McNay Art Museum
Dan R. Goddard
Michele Monseau, swingsong (purplerain), 2009; digital video loop; courtesy the artist
Generally speaking, landscapes at the McNay Art Museum, like most landscapes, are anchored to the wall, their horizon lines splitting land from sky, and paralleling the floor reassuringly. Michele Monseau plays with our expectations of landscape etiquette in her video installation swingsong (purplerain). Mirror images of a reflective lake with a mountain in the background and dramatic clouds appear to dance with each other, rocking back and forth until you can feel a stomach-dropping sense of vertigo. Her landscapes suggest a systemic failure of the imagined rigidity of structure.

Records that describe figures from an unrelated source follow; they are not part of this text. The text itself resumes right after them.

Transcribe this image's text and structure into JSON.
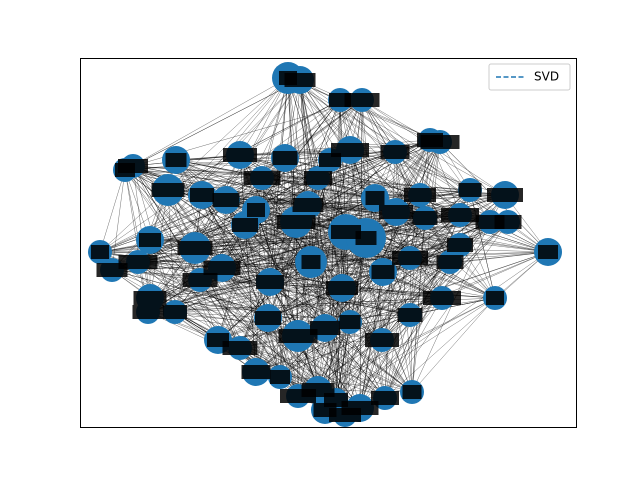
{
  "chart_data": {
    "type": "network",
    "legend": {
      "entries": [
        {
          "label": "SVD",
          "line_style": "dashed",
          "color": "#1f77b4"
        }
      ],
      "placement": "top-right"
    },
    "node_color": "#1f77b4",
    "edge_color": "#000000",
    "axes_ticks_visible": false,
    "node_labels_legible": false
  }
}
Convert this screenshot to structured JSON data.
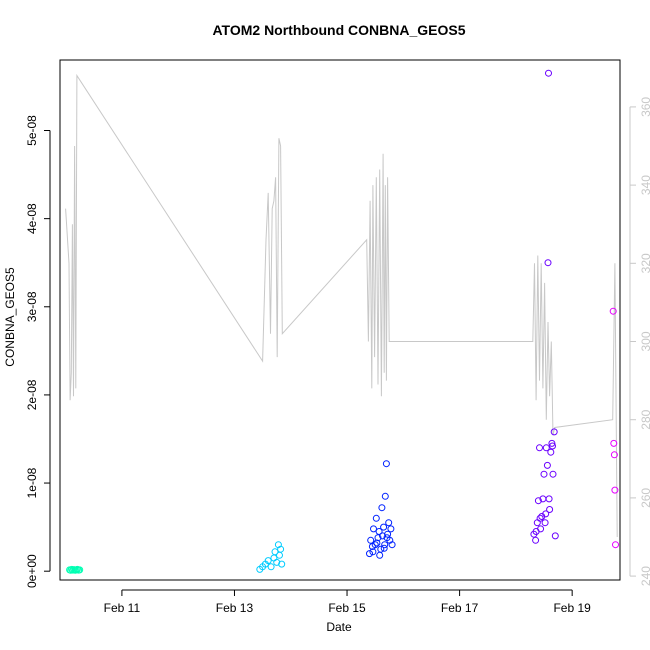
{
  "chart_data": {
    "type": "scatter",
    "title": "ATOM2 Northbound CONBNA_GEOS5",
    "xlabel": "Date",
    "ylabel": "CONBNA_GEOS5",
    "x_ticks": [
      "Feb 11",
      "Feb 13",
      "Feb 15",
      "Feb 17",
      "Feb 19"
    ],
    "y_ticks": [
      "0e+00",
      "1e-08",
      "2e-08",
      "3e-08",
      "4e-08",
      "5e-08"
    ],
    "y2_ticks": [
      "240",
      "260",
      "280",
      "300",
      "320",
      "340",
      "360"
    ],
    "xlim": [
      9.9,
      19.85
    ],
    "ylim": [
      -1e-09,
      5.8e-08
    ],
    "y2lim": [
      239,
      372
    ],
    "grid": false,
    "line_color": "#c8c8c8",
    "series": [
      {
        "color": "#00ffb3",
        "points": [
          [
            10.07,
            1.5e-10
          ],
          [
            10.09,
            1e-10
          ],
          [
            10.11,
            2e-10
          ],
          [
            10.13,
            1.2e-10
          ],
          [
            10.15,
            1.8e-10
          ],
          [
            10.17,
            1e-10
          ],
          [
            10.19,
            1.5e-10
          ],
          [
            10.21,
            2e-10
          ],
          [
            10.23,
            1.2e-10
          ],
          [
            10.25,
            1.5e-10
          ]
        ]
      },
      {
        "color": "#00ccff",
        "points": [
          [
            13.45,
            2e-10
          ],
          [
            13.5,
            5e-10
          ],
          [
            13.55,
            8e-10
          ],
          [
            13.6,
            1.2e-09
          ],
          [
            13.65,
            5e-10
          ],
          [
            13.7,
            1.5e-09
          ],
          [
            13.72,
            2.2e-09
          ],
          [
            13.75,
            1e-09
          ],
          [
            13.78,
            3e-09
          ],
          [
            13.8,
            1.8e-09
          ],
          [
            13.82,
            2.5e-09
          ],
          [
            13.84,
            8e-10
          ]
        ]
      },
      {
        "color": "#0022ff",
        "points": [
          [
            15.4,
            2e-09
          ],
          [
            15.42,
            3.5e-09
          ],
          [
            15.45,
            2.8e-09
          ],
          [
            15.47,
            4.8e-09
          ],
          [
            15.5,
            3e-09
          ],
          [
            15.52,
            6e-09
          ],
          [
            15.55,
            3.8e-09
          ],
          [
            15.57,
            4.5e-09
          ],
          [
            15.6,
            2.5e-09
          ],
          [
            15.62,
            7.2e-09
          ],
          [
            15.63,
            4e-09
          ],
          [
            15.65,
            5e-09
          ],
          [
            15.67,
            3e-09
          ],
          [
            15.68,
            8.5e-09
          ],
          [
            15.7,
            1.22e-08
          ],
          [
            15.72,
            4.2e-09
          ],
          [
            15.74,
            5.5e-09
          ],
          [
            15.76,
            3.5e-09
          ],
          [
            15.78,
            4.8e-09
          ],
          [
            15.8,
            3e-09
          ],
          [
            15.46,
            2.2e-09
          ],
          [
            15.53,
            3.2e-09
          ],
          [
            15.58,
            1.8e-09
          ],
          [
            15.66,
            2.6e-09
          ],
          [
            15.71,
            3.8e-09
          ]
        ]
      },
      {
        "color": "#6a00ff",
        "points": [
          [
            18.32,
            4.2e-09
          ],
          [
            18.35,
            3.5e-09
          ],
          [
            18.38,
            5.5e-09
          ],
          [
            18.4,
            8e-09
          ],
          [
            18.42,
            1.4e-08
          ],
          [
            18.44,
            4.8e-09
          ],
          [
            18.46,
            6.2e-09
          ],
          [
            18.48,
            8.2e-09
          ],
          [
            18.5,
            1.1e-08
          ],
          [
            18.52,
            5.5e-09
          ],
          [
            18.54,
            1.4e-08
          ],
          [
            18.56,
            1.2e-08
          ],
          [
            18.57,
            3.5e-08
          ],
          [
            18.58,
            5.65e-08
          ],
          [
            18.6,
            7e-09
          ],
          [
            18.62,
            1.35e-08
          ],
          [
            18.64,
            1.45e-08
          ],
          [
            18.66,
            1.1e-08
          ],
          [
            18.68,
            1.58e-08
          ],
          [
            18.7,
            4e-09
          ],
          [
            18.36,
            4.5e-09
          ],
          [
            18.43,
            6e-09
          ],
          [
            18.53,
            6.5e-09
          ],
          [
            18.59,
            8.2e-09
          ],
          [
            18.65,
            1.42e-08
          ]
        ]
      },
      {
        "color": "#e600ff",
        "points": [
          [
            19.73,
            2.95e-08
          ],
          [
            19.74,
            1.45e-08
          ],
          [
            19.75,
            1.32e-08
          ],
          [
            19.76,
            9.2e-09
          ],
          [
            19.77,
            3e-09
          ]
        ]
      }
    ],
    "secondary_line": {
      "axis": "right",
      "points": [
        [
          10.0,
          334
        ],
        [
          10.06,
          320
        ],
        [
          10.08,
          285
        ],
        [
          10.1,
          292
        ],
        [
          10.12,
          330
        ],
        [
          10.14,
          286
        ],
        [
          10.16,
          350
        ],
        [
          10.18,
          288
        ],
        [
          10.2,
          368
        ],
        [
          13.5,
          295
        ],
        [
          13.56,
          326
        ],
        [
          13.6,
          338
        ],
        [
          13.64,
          302
        ],
        [
          13.67,
          334
        ],
        [
          13.7,
          336
        ],
        [
          13.73,
          342
        ],
        [
          13.76,
          296
        ],
        [
          13.79,
          352
        ],
        [
          13.82,
          350
        ],
        [
          13.85,
          302
        ],
        [
          15.35,
          326
        ],
        [
          15.38,
          300
        ],
        [
          15.41,
          336
        ],
        [
          15.44,
          288
        ],
        [
          15.46,
          340
        ],
        [
          15.49,
          296
        ],
        [
          15.52,
          342
        ],
        [
          15.55,
          289
        ],
        [
          15.58,
          344
        ],
        [
          15.61,
          286
        ],
        [
          15.64,
          348
        ],
        [
          15.66,
          292
        ],
        [
          15.68,
          340
        ],
        [
          15.7,
          290
        ],
        [
          15.72,
          342
        ],
        [
          15.75,
          300
        ],
        [
          18.3,
          300
        ],
        [
          18.33,
          320
        ],
        [
          18.36,
          285
        ],
        [
          18.39,
          322
        ],
        [
          18.42,
          290
        ],
        [
          18.45,
          320
        ],
        [
          18.48,
          288
        ],
        [
          18.51,
          315
        ],
        [
          18.54,
          280
        ],
        [
          18.57,
          305
        ],
        [
          18.6,
          286
        ],
        [
          18.63,
          300
        ],
        [
          18.66,
          276
        ],
        [
          18.69,
          278
        ],
        [
          19.72,
          280
        ],
        [
          19.76,
          320
        ],
        [
          19.8,
          250
        ]
      ]
    }
  }
}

In her Gone Again series, Monseau focused on the slow passage of time, recording artist friends sprawled in sleeping positions in front of European monuments. In this new series, Monseau employs camera motion to undermine the monumental subject matter and change the perspective. While shooting, she moves the camera in a figure eight motion. She does not manipulate the original image in postproduction except to reconfigure it into a split-screen, single-channel dual image with the video flipped horizontally for perfect symmetry. Bouncing off the “seam” that binds these mirror images, the subjects can appear at different times to be dancing, fighting, merging, kissing or crashing into each other.
Monseau shot swingsong (purplerain) at Canyon Lake near San Antonio, though the location doesn’t matter so much as the mythic elements of water, land and sky. As the motion grows more violent and chaotic, the sense of landscape collapses and abstract forms emerge like a moving Rorschach test. A cascading soundtrack of rushing water, the artist’s humming voice and a reverberating bass provide a soothing contrast to the visual turbulence. Clouds appear to reach out from the sky with long and ghostly fingers. The intersection of earth and the firmament begins to twist into a cosmic vortex that contorts the horizon line into a spiral and briefly transforms the lake into a mountain. Gradually, the motion slows and the world comes to rest as the horizon line is restored. Short but intense, swingsong (purplerain) shakes up our perceptions of reality by upsetting our ho-hum preconceptions about landscape.
Preceding and ending the video are slivers of purple rain, sparkling colored light streams caused by lens distortion that effectively frame the agitation of the video, providing a sense of calmness like curtains opening and closing on a fairy-tale cartoon. Monseau compares the work to a “moving painting,” though the rise and fall of the action provides a more or less conventional storyline with a beginning, middle and end. Monseau uses video to make a traditional image behave more dynamically, violating the taboos of realistic video shooting to create a more complex visual metaphor. The multi-channel soundtrack underscores pent-up suspense, building to the cathartic release we expect from traditional storytelling, though the narrative elements are primarily visual and emotional.
Dan R. Goddard is a writer living in San Antonio.